Sen. Cory Booker will visit Alabama this weekend during an aggressive final push to turn out black voters in a Tuesday’s special election.
Rep. Terri A. Sewell (D-Ala.), the state’s only black member of Congress, has organized a slate of campaign events Sunday that are also expected to include civil rights icon Rep. John Lewis (D-Ga.), who marched for voting rights for black Americans in Selma.
But with less than a week to go, is it too late to rally the black electorate?
Jarrod Loadholt, a D.C.-based political strategist who worked on the successful campaign for Birmingham Mayor-elect Randall Woodfin, told The Fix:
“It's a national race, so we should expect notable, national Democrats to weigh in — especially the likes of Lewis and Booker. But campaign events with notable surrogates is not an effective African American outreach. I am hoping that the Jones campaign has done the kind of substantive outreach to black voters in Alabama on the issues that matter to them. It is not enough to tell me why the other guy is bad. We need affirmative messaging that tells what a vote for Doug Jones does for our communities.”
More than 90 percent of likely black voters in the state are backing Jones, according to a Washington Post poll, conducted after allegations surfaced that Moore sexually assault teenage girls. Black voters make up more than a quarter of Alabama's electorate and tend to vote heavily Democratic. But Jones has faced continued criticism that he has not put forward a specific platform addressing the concerns of black voters.
What Jones did for black Alabamians decades ago, when he prosecuted the 1963 Birmingham church bombers, may not be enough to mobilize black voters — even if he is facing a candidate who appeared to romanticize a time of slavery, according to an LA Times report.
“I think it was great at the time when families were united — even though we had slavery — they cared for one another. … Our families were strong, our country had a direction,” Moore said at a rally when asked by an African American when America was last “great.”
Benard Simelton, the president of the Alabama State Conference of the NAACP, previously told The Post that his group is trying to get black voters engaged in elections other than the presidential race by making phone calls to what he termed “sometimes voters.”
“I hate to say it: A lot of people are apathetic about voting, because they don’t think their vote counts,” he said.
One reason black voters don’t believe their vote counts is because Alabama has not elected a Democrat to Congress in decades. And some believe that the Jones campaign has prioritized wooing moderate white voters who have been turned off by the allegations against Moore, over policies attractive to black residents.
Also, Alabama’s long history of suppressing black voters has made some conclude that this is a losing fight. The Atlantic’s Vann Newkirk wrote about the challenges some black voters face in casting their ballots:
“Alabama was one of the collection of Southern states that either passed or began enforcing new voter ID laws after the requirement for federal pre-clearance was effectively made null. While the state’s requirement is not as strict as the well-publicized laws of some other states, and does allow voters to receive free voter-ID cards, the implementation of the law still appeared to be more about discrimination than anything else.”

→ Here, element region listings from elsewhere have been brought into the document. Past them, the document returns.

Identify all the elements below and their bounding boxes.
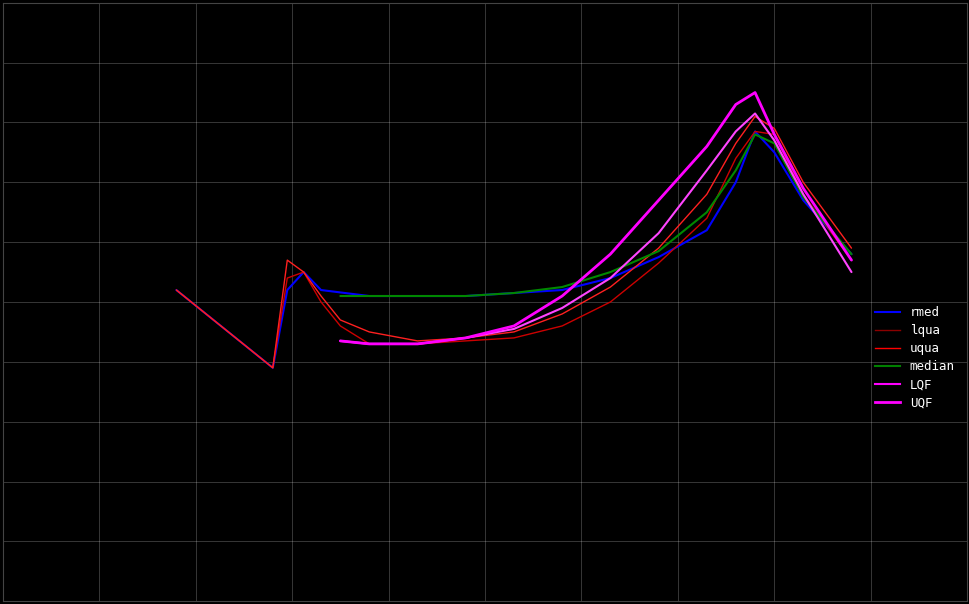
Legend: rmed, lqua, uqua, median, LQF, UQF: rmed, lqua, uqua, median, LQF, UQF xyxy=(867,300,960,416)
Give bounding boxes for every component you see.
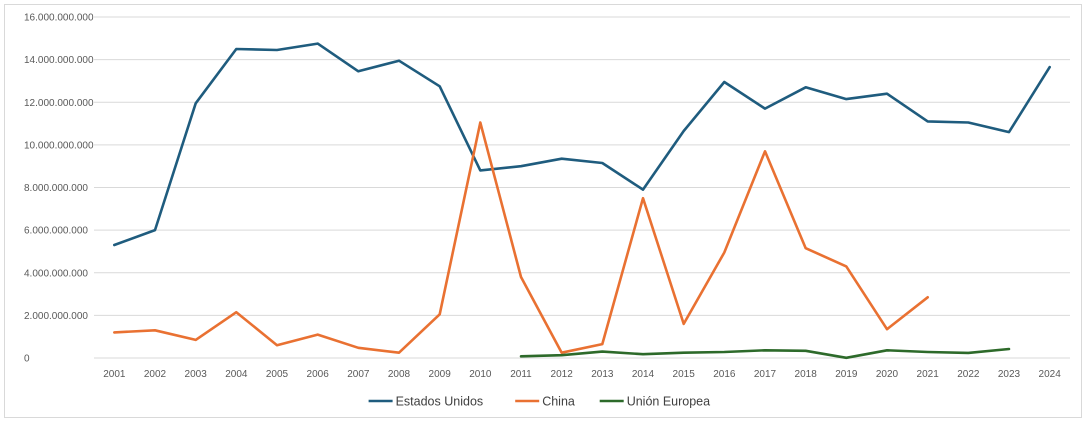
x-tick-label: 2022 bbox=[957, 369, 980, 380]
x-tick-label: 2006 bbox=[307, 369, 330, 380]
y-tick-label: 14.000.000.000 bbox=[24, 55, 94, 66]
x-tick-label: 2017 bbox=[754, 369, 777, 380]
x-tick-label: 2008 bbox=[388, 369, 411, 380]
x-tick-label: 2019 bbox=[835, 369, 858, 380]
x-tick-label: 2013 bbox=[591, 369, 614, 380]
y-tick-label: 4.000.000.000 bbox=[24, 268, 88, 279]
x-tick-label: 2003 bbox=[185, 369, 208, 380]
y-tick-label: 16.000.000.000 bbox=[24, 13, 94, 24]
x-tick-label: 2016 bbox=[713, 369, 736, 380]
x-tick-label: 2009 bbox=[429, 369, 452, 380]
y-tick-label: 2.000.000.000 bbox=[24, 311, 88, 322]
series-line-2 bbox=[519, 347, 1011, 360]
x-tick-label: 2010 bbox=[469, 369, 492, 380]
x-tick-label: 2015 bbox=[673, 369, 696, 380]
y-tick-label: 8.000.000.000 bbox=[24, 183, 88, 194]
x-tick-label: 2021 bbox=[917, 369, 940, 380]
x-tick-label: 2012 bbox=[551, 369, 574, 380]
series-line-0 bbox=[113, 42, 1051, 247]
y-tick-label: 10.000.000.000 bbox=[24, 140, 94, 151]
x-tick-label: 2024 bbox=[1039, 369, 1062, 380]
x-tick-label: 2002 bbox=[144, 369, 167, 380]
series-line-1 bbox=[113, 121, 929, 354]
x-tick-label: 2018 bbox=[795, 369, 818, 380]
x-tick-label: 2023 bbox=[998, 369, 1021, 380]
x-tick-label: 2014 bbox=[632, 369, 655, 380]
y-tick-label: 12.000.000.000 bbox=[24, 98, 94, 109]
x-tick-label: 2007 bbox=[347, 369, 370, 380]
legend-label: China bbox=[542, 395, 575, 409]
x-tick-label: 2004 bbox=[225, 369, 248, 380]
y-tick-label: 6.000.000.000 bbox=[24, 226, 88, 237]
y-tick-label: 0 bbox=[24, 354, 30, 365]
x-tick-label: 2020 bbox=[876, 369, 899, 380]
x-tick-label: 2011 bbox=[510, 369, 532, 380]
x-tick-label: 2001 bbox=[103, 369, 126, 380]
legend-label: Unión Europea bbox=[627, 395, 710, 409]
chart-frame bbox=[4, 4, 1082, 418]
legend-label: Estados Unidos bbox=[396, 395, 484, 409]
x-tick-label: 2005 bbox=[266, 369, 289, 380]
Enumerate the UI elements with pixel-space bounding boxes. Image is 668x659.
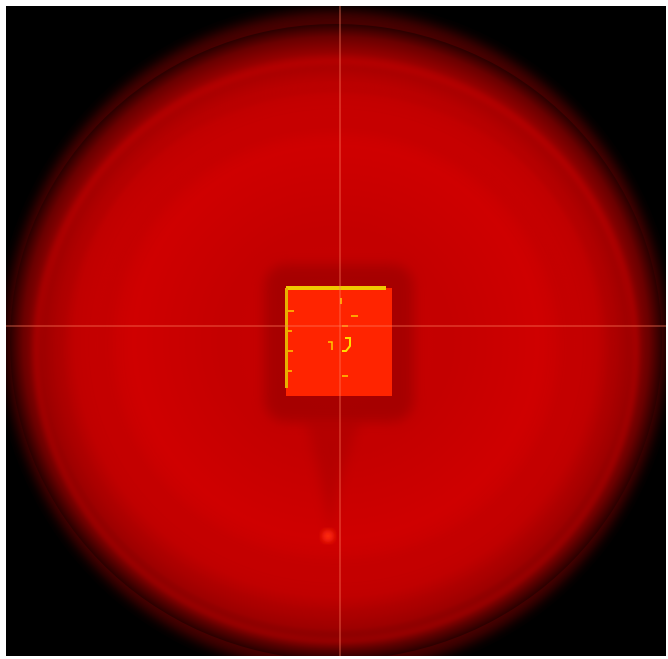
- image-viewport: [6, 6, 666, 656]
- center-mark: [342, 337, 351, 352]
- glow-field-svg: [6, 6, 666, 656]
- square-left-border: [285, 288, 288, 388]
- disk-ring-mid: [58, 86, 614, 616]
- shadow-tail: [306, 421, 361, 536]
- central-square: [286, 288, 392, 396]
- center-mark-small: [328, 341, 333, 350]
- disk-ring-inner: [101, 121, 571, 571]
- bright-spot: [322, 530, 334, 542]
- disk-ring-outer: [33, 58, 639, 644]
- square-top-border: [286, 286, 386, 290]
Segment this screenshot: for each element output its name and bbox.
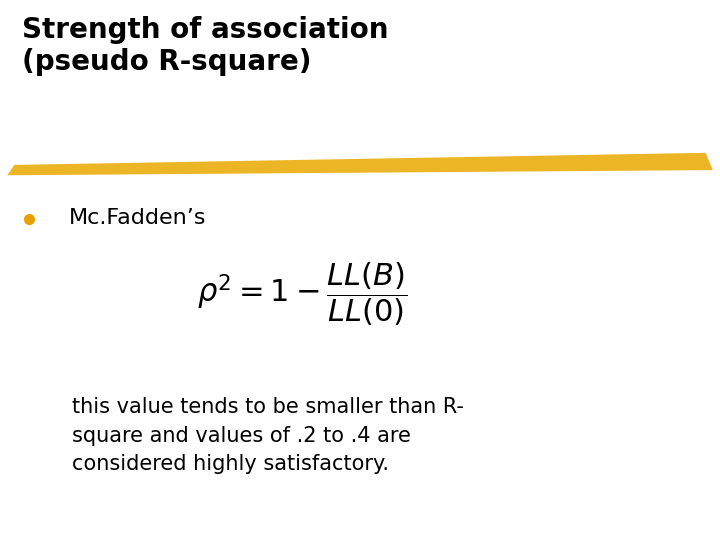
Polygon shape [7, 153, 713, 176]
Text: this value tends to be smaller than R-
square and values of .2 to .4 are
conside: this value tends to be smaller than R- s… [72, 397, 464, 475]
Text: Strength of association
(pseudo R-square): Strength of association (pseudo R-square… [22, 16, 388, 76]
Text: $\rho^2 = 1 - \dfrac{LL(B)}{LL(0)}$: $\rho^2 = 1 - \dfrac{LL(B)}{LL(0)}$ [197, 260, 408, 328]
Text: Mc.Fadden’s: Mc.Fadden’s [68, 207, 206, 228]
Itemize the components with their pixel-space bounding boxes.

In theory, anything could happen. But to some observing the black voter outreach in Alabama, it's a reminder of the 2016 election — when Hillary Clinton failed to attract the support she needed to win. This last-minute push brings up anxieties that liberal lawmakers in the Trump era are more interested in appealing to white swing voters turned off by conservatives than connecting to loyal, black Democratic voters.